One of my then-charges did a little bit of print work as a toddler and while he was also adorable and agreeable, the "work" days were pretty...unenjoyable. (He no longer works.) Prior to their first day of work, I would talk to MB about how she would like you to handle things if one/both babies are tired, hungry, or just done. Make sure you know if your role will be to actively advocate for your charges, placate them into performing, or await specific instructions from MB. Hope it goes well!
Try the free tax withholding calculator at 4nannytaxes.com, but I am guessing that your employer has started withholding all taxes (income, SS, unemployment) as the number you mention is pretty close to that for someone single and and claiming zero deductions - exact amount depends on where you live. Obviously if your employer is going to start withholding taxes or more taxes (I live in MA, where my employer is only required to withhold payroll taxes and not income) there should have been a conversation and paperwork.
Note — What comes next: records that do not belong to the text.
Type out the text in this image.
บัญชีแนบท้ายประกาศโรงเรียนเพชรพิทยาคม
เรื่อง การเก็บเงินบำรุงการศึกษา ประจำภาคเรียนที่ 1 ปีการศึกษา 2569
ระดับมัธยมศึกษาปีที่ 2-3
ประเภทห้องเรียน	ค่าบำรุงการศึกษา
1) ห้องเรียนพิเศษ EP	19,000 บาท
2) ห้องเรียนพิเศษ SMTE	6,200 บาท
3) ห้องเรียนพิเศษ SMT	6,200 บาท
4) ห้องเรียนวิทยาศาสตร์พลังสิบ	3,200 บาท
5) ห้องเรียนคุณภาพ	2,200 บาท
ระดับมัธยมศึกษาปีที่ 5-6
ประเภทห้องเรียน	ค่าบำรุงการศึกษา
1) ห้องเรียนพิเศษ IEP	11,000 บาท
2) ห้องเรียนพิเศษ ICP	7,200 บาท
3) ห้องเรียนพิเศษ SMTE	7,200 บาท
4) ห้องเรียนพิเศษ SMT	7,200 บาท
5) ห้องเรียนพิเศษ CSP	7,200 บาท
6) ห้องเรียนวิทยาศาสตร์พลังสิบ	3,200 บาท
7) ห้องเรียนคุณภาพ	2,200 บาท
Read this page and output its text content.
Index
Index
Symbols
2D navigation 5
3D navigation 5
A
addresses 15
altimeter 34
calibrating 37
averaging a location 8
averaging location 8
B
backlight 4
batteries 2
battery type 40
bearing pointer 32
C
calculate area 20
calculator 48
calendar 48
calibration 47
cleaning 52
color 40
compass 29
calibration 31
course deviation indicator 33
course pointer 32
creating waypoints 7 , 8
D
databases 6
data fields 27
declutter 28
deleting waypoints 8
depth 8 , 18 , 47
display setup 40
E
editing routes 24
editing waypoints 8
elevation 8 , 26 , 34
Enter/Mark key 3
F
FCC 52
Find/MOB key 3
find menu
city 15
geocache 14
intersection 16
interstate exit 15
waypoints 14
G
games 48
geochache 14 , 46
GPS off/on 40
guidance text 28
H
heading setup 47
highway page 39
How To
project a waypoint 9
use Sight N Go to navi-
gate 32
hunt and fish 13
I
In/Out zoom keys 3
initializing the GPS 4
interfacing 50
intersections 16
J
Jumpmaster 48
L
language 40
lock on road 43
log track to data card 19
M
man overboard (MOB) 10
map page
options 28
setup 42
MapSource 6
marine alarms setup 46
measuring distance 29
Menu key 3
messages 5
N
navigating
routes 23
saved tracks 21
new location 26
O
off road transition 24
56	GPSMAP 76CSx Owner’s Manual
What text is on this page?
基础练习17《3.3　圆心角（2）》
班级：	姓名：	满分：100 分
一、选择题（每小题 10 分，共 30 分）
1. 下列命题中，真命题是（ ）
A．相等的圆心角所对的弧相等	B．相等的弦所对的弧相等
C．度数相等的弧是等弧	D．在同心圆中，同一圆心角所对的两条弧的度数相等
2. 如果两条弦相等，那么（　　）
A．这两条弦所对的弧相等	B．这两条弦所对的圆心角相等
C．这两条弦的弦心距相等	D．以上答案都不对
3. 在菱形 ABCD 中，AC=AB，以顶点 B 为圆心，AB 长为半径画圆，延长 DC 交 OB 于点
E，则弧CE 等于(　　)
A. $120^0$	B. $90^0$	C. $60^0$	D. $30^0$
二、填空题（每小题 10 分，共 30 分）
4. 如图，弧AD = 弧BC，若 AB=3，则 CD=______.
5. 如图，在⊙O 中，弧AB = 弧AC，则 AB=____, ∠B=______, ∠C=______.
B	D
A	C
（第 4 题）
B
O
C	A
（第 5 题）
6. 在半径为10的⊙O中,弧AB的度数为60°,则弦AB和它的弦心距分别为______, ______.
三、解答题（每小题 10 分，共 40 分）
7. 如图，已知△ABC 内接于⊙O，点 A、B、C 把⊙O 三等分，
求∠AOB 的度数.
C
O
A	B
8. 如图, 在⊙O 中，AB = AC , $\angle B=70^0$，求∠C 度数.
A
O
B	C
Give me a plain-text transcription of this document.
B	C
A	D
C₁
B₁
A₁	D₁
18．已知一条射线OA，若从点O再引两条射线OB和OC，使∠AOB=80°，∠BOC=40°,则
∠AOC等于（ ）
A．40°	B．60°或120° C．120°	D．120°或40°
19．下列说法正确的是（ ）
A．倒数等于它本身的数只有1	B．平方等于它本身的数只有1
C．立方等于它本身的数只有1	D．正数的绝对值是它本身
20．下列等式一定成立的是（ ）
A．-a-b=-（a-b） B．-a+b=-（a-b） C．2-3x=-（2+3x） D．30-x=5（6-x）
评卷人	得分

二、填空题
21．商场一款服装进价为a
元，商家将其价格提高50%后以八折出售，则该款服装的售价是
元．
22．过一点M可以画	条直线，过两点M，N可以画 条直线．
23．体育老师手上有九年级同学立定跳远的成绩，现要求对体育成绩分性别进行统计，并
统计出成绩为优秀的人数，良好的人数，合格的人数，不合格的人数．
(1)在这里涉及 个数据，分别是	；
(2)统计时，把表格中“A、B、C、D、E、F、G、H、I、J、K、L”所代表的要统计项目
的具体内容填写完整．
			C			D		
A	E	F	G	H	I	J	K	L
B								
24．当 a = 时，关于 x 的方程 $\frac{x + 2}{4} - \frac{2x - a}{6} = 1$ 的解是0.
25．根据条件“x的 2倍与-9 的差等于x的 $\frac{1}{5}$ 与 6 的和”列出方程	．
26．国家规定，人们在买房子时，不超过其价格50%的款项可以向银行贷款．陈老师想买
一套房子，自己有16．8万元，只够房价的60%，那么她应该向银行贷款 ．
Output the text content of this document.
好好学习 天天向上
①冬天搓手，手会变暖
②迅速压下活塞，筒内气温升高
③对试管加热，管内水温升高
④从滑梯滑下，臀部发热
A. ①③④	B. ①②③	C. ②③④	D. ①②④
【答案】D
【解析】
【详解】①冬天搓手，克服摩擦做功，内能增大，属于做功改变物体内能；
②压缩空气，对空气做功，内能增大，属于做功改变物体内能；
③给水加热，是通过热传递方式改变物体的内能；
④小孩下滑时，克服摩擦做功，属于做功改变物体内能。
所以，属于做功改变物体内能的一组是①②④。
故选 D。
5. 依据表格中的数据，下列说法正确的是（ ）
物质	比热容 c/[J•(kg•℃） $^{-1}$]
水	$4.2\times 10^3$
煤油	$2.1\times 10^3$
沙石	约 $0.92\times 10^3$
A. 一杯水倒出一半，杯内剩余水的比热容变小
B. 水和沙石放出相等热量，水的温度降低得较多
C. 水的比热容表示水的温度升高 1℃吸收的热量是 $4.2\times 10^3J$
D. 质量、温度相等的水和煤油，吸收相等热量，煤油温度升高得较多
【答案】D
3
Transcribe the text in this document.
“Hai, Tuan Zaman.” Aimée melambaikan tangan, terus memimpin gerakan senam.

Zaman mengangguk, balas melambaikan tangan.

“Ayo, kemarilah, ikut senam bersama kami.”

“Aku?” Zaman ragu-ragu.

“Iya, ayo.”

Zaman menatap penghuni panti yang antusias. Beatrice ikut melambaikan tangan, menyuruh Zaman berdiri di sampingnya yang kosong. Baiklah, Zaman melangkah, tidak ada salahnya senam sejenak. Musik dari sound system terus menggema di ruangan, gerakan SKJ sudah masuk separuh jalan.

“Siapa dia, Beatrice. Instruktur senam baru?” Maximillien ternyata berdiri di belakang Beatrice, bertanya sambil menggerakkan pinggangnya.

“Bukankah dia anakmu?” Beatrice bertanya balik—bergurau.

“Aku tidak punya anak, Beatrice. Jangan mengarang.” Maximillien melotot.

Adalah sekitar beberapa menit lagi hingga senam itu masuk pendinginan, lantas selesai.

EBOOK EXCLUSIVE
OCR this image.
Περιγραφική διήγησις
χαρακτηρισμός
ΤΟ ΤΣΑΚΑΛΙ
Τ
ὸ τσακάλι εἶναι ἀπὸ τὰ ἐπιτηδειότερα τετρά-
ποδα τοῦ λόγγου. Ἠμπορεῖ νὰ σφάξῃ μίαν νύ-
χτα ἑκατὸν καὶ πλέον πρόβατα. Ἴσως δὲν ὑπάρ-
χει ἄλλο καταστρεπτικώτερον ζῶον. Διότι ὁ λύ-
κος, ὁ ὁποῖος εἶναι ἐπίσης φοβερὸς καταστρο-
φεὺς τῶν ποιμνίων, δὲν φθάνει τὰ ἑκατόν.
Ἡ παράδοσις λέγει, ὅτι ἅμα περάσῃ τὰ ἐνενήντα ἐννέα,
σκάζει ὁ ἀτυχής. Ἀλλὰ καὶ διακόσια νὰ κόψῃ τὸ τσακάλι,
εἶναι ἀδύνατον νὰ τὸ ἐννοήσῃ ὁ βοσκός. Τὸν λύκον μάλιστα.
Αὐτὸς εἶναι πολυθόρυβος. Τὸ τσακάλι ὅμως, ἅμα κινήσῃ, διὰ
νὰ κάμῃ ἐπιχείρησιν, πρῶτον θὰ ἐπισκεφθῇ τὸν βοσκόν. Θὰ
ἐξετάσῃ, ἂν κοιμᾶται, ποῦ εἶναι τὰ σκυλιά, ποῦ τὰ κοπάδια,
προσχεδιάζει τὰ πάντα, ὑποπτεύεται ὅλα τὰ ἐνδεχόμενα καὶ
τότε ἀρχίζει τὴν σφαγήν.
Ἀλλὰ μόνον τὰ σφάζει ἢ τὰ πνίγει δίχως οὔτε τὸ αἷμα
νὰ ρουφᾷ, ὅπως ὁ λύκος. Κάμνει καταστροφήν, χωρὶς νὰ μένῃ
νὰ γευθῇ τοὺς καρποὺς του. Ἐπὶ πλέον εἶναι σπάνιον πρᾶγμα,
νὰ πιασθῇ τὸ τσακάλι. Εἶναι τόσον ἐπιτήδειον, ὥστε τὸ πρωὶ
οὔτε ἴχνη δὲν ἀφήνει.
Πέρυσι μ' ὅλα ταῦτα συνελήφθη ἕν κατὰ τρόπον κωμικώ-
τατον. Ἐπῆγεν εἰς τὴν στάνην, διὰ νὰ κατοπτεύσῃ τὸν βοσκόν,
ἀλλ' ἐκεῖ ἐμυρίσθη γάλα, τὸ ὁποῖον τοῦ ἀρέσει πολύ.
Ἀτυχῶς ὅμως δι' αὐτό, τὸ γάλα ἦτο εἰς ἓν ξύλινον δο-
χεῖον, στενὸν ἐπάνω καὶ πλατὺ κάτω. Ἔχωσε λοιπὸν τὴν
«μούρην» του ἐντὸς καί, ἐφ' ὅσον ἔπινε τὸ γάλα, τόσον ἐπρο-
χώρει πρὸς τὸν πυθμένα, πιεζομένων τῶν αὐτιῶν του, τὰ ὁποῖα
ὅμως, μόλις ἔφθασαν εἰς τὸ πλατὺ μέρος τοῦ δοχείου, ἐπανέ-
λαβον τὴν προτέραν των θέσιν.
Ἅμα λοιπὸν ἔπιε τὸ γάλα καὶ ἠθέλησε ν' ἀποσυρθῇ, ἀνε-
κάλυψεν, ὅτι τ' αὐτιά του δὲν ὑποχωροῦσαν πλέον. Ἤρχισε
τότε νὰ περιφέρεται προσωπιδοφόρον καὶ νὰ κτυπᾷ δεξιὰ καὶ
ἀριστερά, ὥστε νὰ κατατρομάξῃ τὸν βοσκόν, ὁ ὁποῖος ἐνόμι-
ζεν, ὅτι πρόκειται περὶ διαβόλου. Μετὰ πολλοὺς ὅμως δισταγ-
I would definitely ask, as you should get either your money or written confirmation about what taxes are being withheld.
I did this for my first couple of years as a nanny and it worked well at the time. A friend of mine was nannying for a family who had a friend who was looking for someone PT and I decided to go with a recommended family and fill in the rest of my time with a second family since I really clicked with the first family. It was a great experience as I really enjoyed working with both families, but that being said, my more recent job searches have focused on FT positions. Even when I was working for two families who were friends, I always had any schedule changes/requests be done through me and while the families always knew "the other mother's" name, I did not give them each other's contact info. Pros and cons may vary for you, but here were mine:

PRO:
- parents spend more time with their kid(s) and are more active in their life/lives (I find these parents tend to be easier to talk to about their children and admit that this is also part value judgment by me - I've worked for parents with more and less direct involvement in the live(s) of their child(ren) and while I am not saying there is a right or wrong, I am saying that I prefer to work with more involved parents.)
- parents tend to have more flexibility in scheduling
- more variety with days/activities, particularly if ages of children are different
- less of a routine

CONS
- vacation time can be difficult to coordinate
- nanny must be on top of schedule and set down boundaries early, as nanny's non-work obligations can easily come third/fourth/fifth
- if working for more than one family in a day, there is an additional commute, possibly with "dead" time to make sure not late for second family
- less likely to be offered benefits, guaranteed or position to be paid legally (obviously need to ask as not impossible, my experience has been that those are more common traits of FT positions)
- less of a routine

OTHER SUGGESTIONS:
- do not work for more than one family in a day, as MB1/DB1 running late will make you late for MB2/DB2 (or you will spend a lot of time waiting to go into work)
- try to coordinate agreements, so you have similar amounts of PTO
- I think it's okay to have different rates with the different families as their situations are different. I would not discuss the specifics of this between families if it happens. I would discuss sick kid/PTO expectations.
- figure out your evening/weekend policy (I always did first come, first serve for non-scheduled hours.)
- If possible, try to get families to commit to a full days (or as long of days as you want to work) on a set schedule. Decide early on if you are interested in coordinating "trading" of time between families. (I recommend doing so only minimally and with notice. Make it clear that each family has absolute priority on their time.)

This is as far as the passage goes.